Image Credit: NPR

Eastern Congo Faces a Catastrophic Humanitarian Crisis

During the late months of 2023, the Democratic Republic of Congo witnessed a renewed spike in violence ahead of December’s national elections.

Back in November, the clashes between non-state armed groups and government forces had displaced more than 450,000 people in the Eastern Congolese territories of Rutshuru and Masisi in North Kivu province. 

During the last three months, however, aid agencies estimated that one million people were displaced as a result of the fighting.

An Escalating Humanitarian Crisis

In February, armed groups advanced towards the town of Sake which connects the city of Goma to the rest of the country. Goma is home to over two million people and is currently hosting hundreds of thousands of people who have fled the conflict.

The isolation of the city would bring “disastrous consequences to the region,” according to the Norwegian Refugee Council (NRC).

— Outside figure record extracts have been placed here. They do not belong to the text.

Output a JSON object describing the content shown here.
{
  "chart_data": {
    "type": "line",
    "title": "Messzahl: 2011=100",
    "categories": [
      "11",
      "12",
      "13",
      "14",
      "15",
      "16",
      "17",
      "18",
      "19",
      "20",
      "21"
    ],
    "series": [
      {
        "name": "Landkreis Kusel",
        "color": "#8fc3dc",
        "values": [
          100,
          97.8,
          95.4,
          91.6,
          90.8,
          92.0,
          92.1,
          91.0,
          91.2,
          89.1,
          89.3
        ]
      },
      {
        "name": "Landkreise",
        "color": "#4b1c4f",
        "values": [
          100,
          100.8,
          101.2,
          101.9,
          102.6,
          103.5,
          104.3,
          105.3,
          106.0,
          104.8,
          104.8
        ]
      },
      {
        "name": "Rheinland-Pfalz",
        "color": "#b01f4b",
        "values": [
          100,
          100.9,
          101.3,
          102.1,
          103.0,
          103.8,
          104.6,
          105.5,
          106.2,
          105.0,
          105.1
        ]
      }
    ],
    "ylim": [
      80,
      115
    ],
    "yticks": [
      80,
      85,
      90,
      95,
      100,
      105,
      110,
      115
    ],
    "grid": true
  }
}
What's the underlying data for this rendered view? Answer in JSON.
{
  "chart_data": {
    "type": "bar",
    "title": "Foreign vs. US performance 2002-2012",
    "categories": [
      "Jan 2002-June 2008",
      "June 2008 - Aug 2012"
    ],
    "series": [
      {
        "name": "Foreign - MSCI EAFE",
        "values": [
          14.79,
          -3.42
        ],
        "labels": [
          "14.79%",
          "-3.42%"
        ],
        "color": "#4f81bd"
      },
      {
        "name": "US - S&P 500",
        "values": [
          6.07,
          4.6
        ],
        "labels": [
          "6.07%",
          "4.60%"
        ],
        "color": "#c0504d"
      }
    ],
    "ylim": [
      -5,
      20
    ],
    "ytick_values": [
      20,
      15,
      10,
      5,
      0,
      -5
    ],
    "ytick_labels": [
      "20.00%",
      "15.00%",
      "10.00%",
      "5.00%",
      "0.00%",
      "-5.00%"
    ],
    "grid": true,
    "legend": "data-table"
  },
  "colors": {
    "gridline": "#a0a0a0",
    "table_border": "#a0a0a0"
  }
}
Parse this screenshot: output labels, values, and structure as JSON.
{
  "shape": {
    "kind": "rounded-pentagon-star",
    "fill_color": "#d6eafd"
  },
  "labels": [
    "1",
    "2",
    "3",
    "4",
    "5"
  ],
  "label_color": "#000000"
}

Moreover, the recent escalations have significantly restricted the population’s access to humanitarian assistance. The NRC reports that over 630,000 displaced people have remained without access to essential services.

According to the United Nations High Commissioner for Refugees (UNHCR), there are 5.8 million internally displaced people in the eastern regions of Ituri, Kivu and Tanganyika combined, one million of which have been displaced since November 2023.


The conflict in eastern DRC can be traced back decades to the First Congo War in 1996 at the wake of the 1994 Rwandan Genocide, during which Hutu extremists killed around one million Tutsis and moderate Hutus in Rwanda, DRC’s neighbor to the East, pushing nearly one million Hutu refugees across the Congolese border.

In the aftermath, Hutu extremist and Tutsi groups organized militias, as foreign powers also became involved. Uganda, Rwanda and Angola invaded the DRC to target Hutu forces from Rwanda, with Namibia, Zimbabwe, Eritrea and Sudan also getting pulled into the war.

Rebel groups such as the CNDP (now called M23), Allied Democratic Forces (ADF) and CODECO emerged with support from various foreign forces.

In 2012, M23 – a Congolese rebel military group mostly formed of ethnic Tutsis – seized the city of Goma, with a special United Nations force intervening and pushing back the rebels. Ten years later, M23 resurfaced after a period of dwindling activity and seized territory in North Kivu while pressing onto Goma.

Despite attempts by the East African Community Regional Force (EACRF) and UN troops to stop M23’s advance, the group continued its advance as both withdrew after violent protests erupted in the month of November.

In December, SAMIDRC, an active regional peacekeeping mission composed of troops from South Africa, Tanzania and Malawi, was deployed.

As of mid-February 2024, M23 rebels continue to close in on Goma. The M23 recently shelled the Goma airport, damaging Congolese military aircraft. 

Should the group take control of the city, it would constitute a potentially devastating blow to the government’s control of the region.

A History of Destabilization and Foreign Economic Interests

The details of the conflict, however, are much more complex. There are between 120 and 140 armed groups active in the DRC, with support from the Congolese government and foreign actors.

Despite being one of the largest peacekeeping missions in history, the UN mission of MONUSCO is seen to have little to no impact, facing a number of protests and calls by politicians for its exit following M23 attacks.

Moreover, mining plays a huge role in the conflict, with Chinese, Swiss and Emirati influence over the sector. Chinese companies control 15 out of 17 cobalt mines, while Swiss giant Glencore owns two copper and cobalt mines. The UAE, on its part, recently signed a $1.9 billion deal in July 2023 to develop four mines in war-torn Kivu and Maniema provinces.

Congo’s sizable mineral resources, accordingly, have been a factor in the crisis as various armed groups battle for their control.